My reasoning is, why spend more money on higher gr bullets, unless they are more accurate, but don't understand why the FN would be. Bullets vary greatly, as much as barrels, but not as much as differing loads (just too many options). Your weapon/s will be the end determining factor in this. If you pet weapon groups best with one bullet weight/type/loading, that's what you should be shooting. If not, change the many variables to find what works. Fortunately, those who came before us have tested and re-tested and general 'works better' combinations are general knowledge. Try what others have found that works but don't get stuck on just one, try several.

Also , why is there some places that sell 115gr .355, and there are one that sell .356? I have seen .355 & .356 for both coated and plated." Just more variables. Lead bullets generally will work better when over the true size of the bore by .002th, give or take. Here comes one of the biggest spreads. From the bullet weight and types listed, I am guessing the weapon is a 9MM. How many different standards, ie. bore diameters, have there been in the last 110 to 120 years for the 9MM? Add to this the sometimes sloppy standards of war production and the need or desire for several bullet diameters come into play.
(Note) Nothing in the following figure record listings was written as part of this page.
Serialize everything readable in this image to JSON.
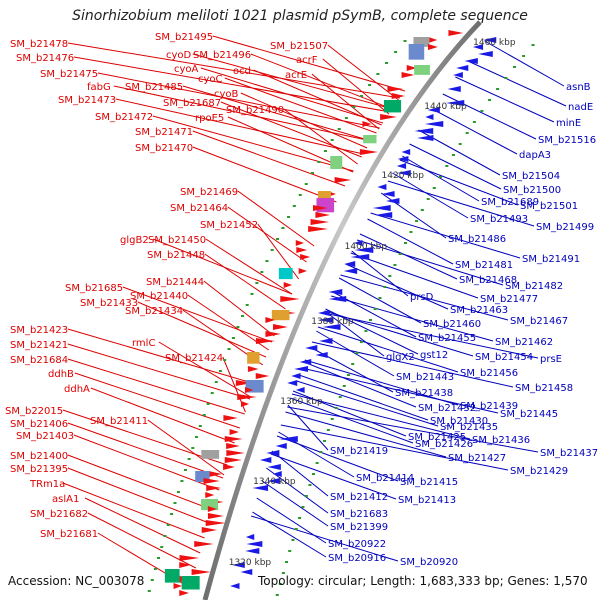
{
  "title": "Sinorhizobium meliloti 1021 plasmid pSymB, complete sequence",
  "footer": {
    "accession": "Accession: NC_003078",
    "summary": "Topology: circular; Length: 1,683,333 bp; Genes: 1,570"
  },
  "colors": {
    "left_label": "#dd0000",
    "right_label": "#0000bb",
    "backbone": "#8a8a8a",
    "tick": "#2a9a2a"
  },
  "kbp_markers": [
    "1460 kbp",
    "1440 kbp",
    "1420 kbp",
    "1400 kbp",
    "1380 kbp",
    "1360 kbp",
    "1340 kbp",
    "1320 kbp"
  ],
  "left_labels": [
    "SM_b21495",
    "SM_b21507",
    "SM_b21478",
    "cyoD",
    "SM_b21496",
    "acrF",
    "SM_b21476",
    "cyoA",
    "ocd",
    "acrE",
    "SM_b21475",
    "cyoC",
    "fabG",
    "SM_b21485",
    "cyoB",
    "SM_b21473",
    "SM_b21687",
    "SM_b21490",
    "SM_b21472",
    "rpoE5",
    "SM_b21471",
    "SM_b21470",
    "SM_b21469",
    "SM_b21464",
    "SM_b21452",
    "glgB2",
    "SM_b21450",
    "SM_b21448",
    "SM_b21444",
    "SM_b21685",
    "SM_b21440",
    "SM_b21433",
    "SM_b21434",
    "SM_b21423",
    "rmlC",
    "SM_b21421",
    "SM_b21424",
    "SM_b21684",
    "ddhB",
    "ddhA",
    "SM_b22015",
    "SM_b21411",
    "SM_b21406",
    "SM_b21403",
    "SM_b21400",
    "SM_b21395",
    "TRm1a",
    "aslA1",
    "SM_b21682",
    "SM_b21681"
  ],
  "right_labels": [
    "asnB",
    "nadE",
    "minE",
    "SM_b21516",
    "dapA3",
    "SM_b21504",
    "SM_b21500",
    "SM_b21689",
    "SM_b21501",
    "SM_b21493",
    "SM_b21499",
    "SM_b21486",
    "SM_b21491",
    "SM_b21481",
    "SM_b21468",
    "SM_b21482",
    "prsD",
    "SM_b21477",
    "SM_b21463",
    "SM_b21460",
    "SM_b21467",
    "SM_b21455",
    "SM_b21462",
    "glgX2",
    "gst12",
    "SM_b21454",
    "prsE",
    "SM_b21456",
    "SM_b21443",
    "SM_b21458",
    "SM_b21438",
    "SM_b21439",
    "SM_b21432",
    "SM_b21445",
    "SM_b21430",
    "SM_b21435",
    "SM_b21436",
    "SM_b21425",
    "SM_b21426",
    "SM_b21437",
    "SM_b21427",
    "SM_b21419",
    "SM_b21429",
    "SM_b21414",
    "SM_b21415",
    "SM_b21412",
    "SM_b21413",
    "SM_b21683",
    "SM_b21399",
    "SM_b20922",
    "SM_b20916",
    "SM_b20920"
  ]
}
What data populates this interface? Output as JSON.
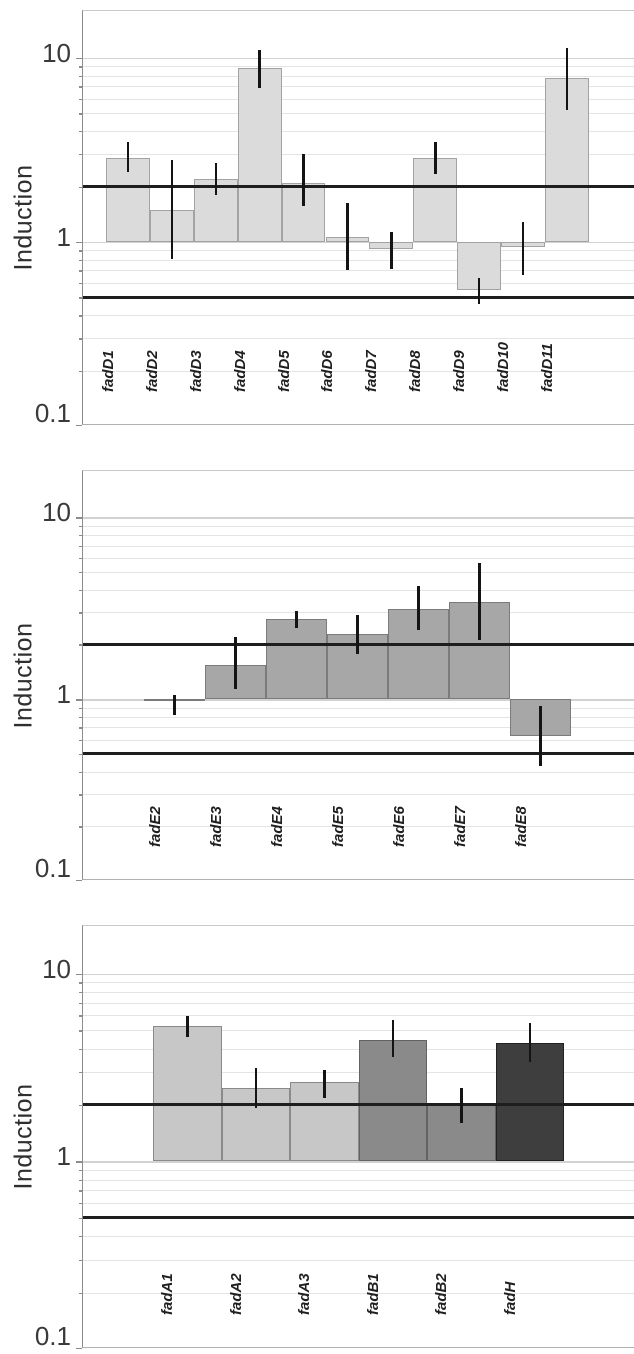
{
  "figure": {
    "description": "Three stacked log-scale bar panels of gene induction with error bars",
    "background_color": "#ffffff",
    "reference_line_color": "#1e1e1e",
    "error_bar_color": "#141414"
  },
  "chart_data": [
    {
      "type": "bar",
      "title": "",
      "ylabel": "Induction",
      "xlabel": "",
      "yscale": "log",
      "ylim": [
        0.1,
        18
      ],
      "ytick_labels": [
        "10",
        "1",
        "0.1"
      ],
      "ytick_values": [
        10,
        1,
        0.1
      ],
      "grid": "on",
      "legend": "none",
      "baseline": 1,
      "reference_lines": [
        2,
        0.5
      ],
      "categories": [
        "fadD1",
        "fadD2",
        "fadD3",
        "fadD4",
        "fadD5",
        "fadD6",
        "fadD7",
        "fadD8",
        "fadD9",
        "fadD10",
        "fadD11"
      ],
      "values": [
        2.85,
        1.5,
        2.2,
        8.8,
        2.1,
        1.06,
        0.92,
        2.85,
        0.55,
        0.94,
        7.8
      ],
      "error_low": [
        2.4,
        0.81,
        1.8,
        6.9,
        1.56,
        0.7,
        0.71,
        2.35,
        0.46,
        0.66,
        5.2
      ],
      "error_high": [
        3.5,
        2.8,
        2.7,
        11.1,
        3.0,
        1.62,
        1.14,
        3.5,
        0.64,
        1.29,
        11.4
      ],
      "bar_fill": [
        "#dbdbdb",
        "#dbdbdb",
        "#dbdbdb",
        "#dbdbdb",
        "#dbdbdb",
        "#dbdbdb",
        "#dbdbdb",
        "#dbdbdb",
        "#dbdbdb",
        "#dbdbdb",
        "#dbdbdb"
      ],
      "bar_border": [
        "#a3a3a3",
        "#a3a3a3",
        "#a3a3a3",
        "#a3a3a3",
        "#a3a3a3",
        "#a3a3a3",
        "#a3a3a3",
        "#a3a3a3",
        "#a3a3a3",
        "#a3a3a3",
        "#a3a3a3"
      ]
    },
    {
      "type": "bar",
      "title": "",
      "ylabel": "Induction",
      "xlabel": "",
      "yscale": "log",
      "ylim": [
        0.1,
        18
      ],
      "ytick_labels": [
        "10",
        "1",
        "0.1"
      ],
      "ytick_values": [
        10,
        1,
        0.1
      ],
      "grid": "on",
      "legend": "none",
      "baseline": 1,
      "reference_lines": [
        2,
        0.5
      ],
      "categories": [
        "fadE2",
        "fadE3",
        "fadE4",
        "fadE5",
        "fadE6",
        "fadE7",
        "fadE8"
      ],
      "values": [
        0.98,
        1.54,
        2.77,
        2.28,
        3.12,
        3.42,
        0.63
      ],
      "error_low": [
        0.82,
        1.14,
        2.47,
        1.78,
        2.4,
        2.11,
        0.43
      ],
      "error_high": [
        1.06,
        2.19,
        3.05,
        2.92,
        4.17,
        5.63,
        0.92
      ],
      "bar_fill": [
        "#a7a7a7",
        "#a7a7a7",
        "#a7a7a7",
        "#a7a7a7",
        "#a7a7a7",
        "#a7a7a7",
        "#a7a7a7"
      ],
      "bar_border": [
        "#7b7b7b",
        "#7b7b7b",
        "#7b7b7b",
        "#7b7b7b",
        "#7b7b7b",
        "#7b7b7b",
        "#7b7b7b"
      ]
    },
    {
      "type": "bar",
      "title": "",
      "ylabel": "Induction",
      "xlabel": "",
      "yscale": "log",
      "ylim": [
        0.1,
        18
      ],
      "ytick_labels": [
        "10",
        "1",
        "0.1"
      ],
      "ytick_values": [
        10,
        1,
        0.1
      ],
      "grid": "on",
      "legend": "none",
      "baseline": 1,
      "reference_lines": [
        2,
        0.5
      ],
      "categories": [
        "fadA1",
        "fadA2",
        "fadA3",
        "fadB1",
        "fadB2",
        "fadH"
      ],
      "values": [
        5.25,
        2.45,
        2.65,
        4.45,
        2.0,
        4.3
      ],
      "error_low": [
        4.6,
        1.93,
        2.19,
        3.6,
        1.6,
        3.41
      ],
      "error_high": [
        5.95,
        3.16,
        3.08,
        5.65,
        2.45,
        5.45
      ],
      "bar_fill": [
        "#c7c7c7",
        "#c7c7c7",
        "#c7c7c7",
        "#8a8a8a",
        "#8a8a8a",
        "#3e3e3e"
      ],
      "bar_border": [
        "#8a8a8a",
        "#8a8a8a",
        "#8a8a8a",
        "#636363",
        "#636363",
        "#222222"
      ]
    }
  ]
}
Further, the normal pistol ranges are too short for 'ballistic coefficient' of the bullet to come into much play. Yes, Ed McGivern was shooting 1000 yards with his .38 Special in the 1930's, but he and Elmer Keith were exceptions.
It comes down to two things. What are you shooting, target wise, animal or paper and how much are you willing to spend on each shot. Your option.


Load with care and enjoy,

OSOK
 
Each shape bullet is designed for different purposes. Round nose bullets feed quite reliably in semi-auto pistols. Flat nose bullets have more terminal effect on target. Wadcutters and Semi-Wadcutters cut nice round holes in paper targets. Semi-wadcutters are stable at longer ranges, but still have good terminal effect on target. Different weights will react/preform differently at different distances/ranges (some will start out very fast but loose velocity rapidly while some will start slower but retain velocity better [AKA ballistic coefficient and sectional density are terms used to describe these traits]). Some designs are more accurate than others, and some work better than others at extended ranges. Some bullets are just designed for "shooter appeal" and manufacturer's follow trends just like any other business. These are just generalities as each bullet noted will have more than one or two uses (I use a "target" bullet, wadcutter, as a self defense bullet). Most reloading manuals will have a section on bullet design and use. Many choices are just plain "it looks good to me" choices, which is cool too...
 
You mentioned shaving your bullets. Are you seating and crimping in one step? It's possible you have enough flare in the case mouth, but might be crimping the mouth while the bullet is still being seated.